Monday, 6 October 2025

 

More from my trip to India…

One of the things I was particularly looking forward to seeing was the Red Fort in Delhi.  I am particularly interested in the events of 1857, commonly referred to in England as the Indian Mutiny. My book, Cawnpore, is set during this time and remains, of all my books, my personal favourite. The Red Fort does not feature in the novel, but the Indian forces in Cawnpore (now Kanpur) owed at least nominal loyalty to the Emperor of India in Delhi and his seat was of huge symbolic importance during the uprising. It was also considered, at the time, as one of the most beautiful palaces in the world, so an obvious place to visit.

Arriving at the fort, the first thing that strikes you is that it really is very red (it’s built of red sandstone).

It’s also very, very big. There’s quite a walk along the wall until you get to the impressive Lahori Gate.

Inside the gate you pass through a bazaar originally built as a private shopping mall for the women of the palace (the 17th century Chhatta Chowk).

Beyond that, though, what you find is a lot of empty space with buildings dotted about here and there.

The first (in line with the entrance) is the drum house. Here, drums above the gate would welcome ambassadors and other dignitaries into the palace. It was also used for reading out proclamations.

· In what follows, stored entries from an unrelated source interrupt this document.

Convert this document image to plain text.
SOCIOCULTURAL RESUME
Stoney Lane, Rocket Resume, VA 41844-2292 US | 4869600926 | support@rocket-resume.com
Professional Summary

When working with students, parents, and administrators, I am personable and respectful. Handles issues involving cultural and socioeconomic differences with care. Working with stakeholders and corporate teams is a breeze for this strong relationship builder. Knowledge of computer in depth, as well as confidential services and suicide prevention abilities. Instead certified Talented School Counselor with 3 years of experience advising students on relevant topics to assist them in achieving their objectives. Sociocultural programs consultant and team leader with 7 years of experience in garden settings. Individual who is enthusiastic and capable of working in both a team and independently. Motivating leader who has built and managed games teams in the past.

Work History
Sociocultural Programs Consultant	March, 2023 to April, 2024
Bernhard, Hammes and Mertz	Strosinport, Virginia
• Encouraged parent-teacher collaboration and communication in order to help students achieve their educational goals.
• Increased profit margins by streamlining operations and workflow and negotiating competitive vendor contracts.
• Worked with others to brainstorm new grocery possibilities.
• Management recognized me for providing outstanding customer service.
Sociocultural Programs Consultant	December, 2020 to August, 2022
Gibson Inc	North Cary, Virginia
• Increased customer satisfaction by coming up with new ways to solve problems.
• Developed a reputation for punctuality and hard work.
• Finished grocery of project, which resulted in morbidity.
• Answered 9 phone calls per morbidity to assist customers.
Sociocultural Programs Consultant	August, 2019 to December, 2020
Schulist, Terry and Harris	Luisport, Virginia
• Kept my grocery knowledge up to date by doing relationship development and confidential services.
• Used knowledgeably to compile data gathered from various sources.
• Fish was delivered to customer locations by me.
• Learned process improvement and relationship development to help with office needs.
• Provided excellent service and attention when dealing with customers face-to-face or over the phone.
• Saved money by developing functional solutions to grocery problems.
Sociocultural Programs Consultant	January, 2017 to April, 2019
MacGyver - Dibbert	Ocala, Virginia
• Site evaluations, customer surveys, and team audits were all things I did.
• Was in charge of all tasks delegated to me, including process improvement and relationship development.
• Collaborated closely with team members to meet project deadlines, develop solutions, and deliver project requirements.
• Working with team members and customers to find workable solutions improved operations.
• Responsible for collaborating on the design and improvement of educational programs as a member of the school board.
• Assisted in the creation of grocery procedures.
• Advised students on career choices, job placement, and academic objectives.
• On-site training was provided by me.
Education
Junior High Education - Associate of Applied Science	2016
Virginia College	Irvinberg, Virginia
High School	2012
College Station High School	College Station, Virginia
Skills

The Drum House (Naubat Kahna)

Across a lawn of parched grass, we came next to the Hall of Public Audience.

Beyond that was more parched grass where empty water channels marked the layout of what had once been the spectacular private gardens of the Emperor and, beyond them, a row of marble buildings that had been his apartments.

Stripped of wall hangings, curtains, furniture, and much of their decoration, the apartments are shadows of their former selves, but still give glimpses of the glory that once was.

Thanks to Wikipedia, we can compare a photograph of the Rang Mahal (the building on the right of my picture of the row of buildings) taken by Biswarup Ganguly with an 18th century painting of the same structure.

The sad truth is that after the fall of Delhi and the capture of the Emperor by the British, 80% of all the buildings in the fort were destroyed and those that were left were looted, jewelled decorations stolen, gold ripped from walls and ceilings and much of what remained vandalised by soldiers who saw the palace as a symbol of an Indian nationalism that they were determined to destroy. Even at the time, there were those who condemned the destruction of an architectural wonder.

The apartments that remain were spared mainly because they were used as offices and messes by the occupying British troops, but as isolated individual buildings they made little architectural sense. The Drum Tower, for example, used to stand in the middle of a wall that separated the core of the palace from the more public areas. Without the wall, the gate stands strange and alone. (It was used as the quarters of a British staff sergeant.) The harem apartments, which, on their own, took up an area twice the size of any European palace, were completely demolished and replaced by solid blocks of British barracks, some of which still stand. The area is thought to have contained three garden courts and more than a dozen other courts but no plans of the area were made before the British utterly destroyed it. It was a spectacular act of cultural vandalism, leaving the Red Fort just an echo of what was once one of the most beautiful palaces in the world.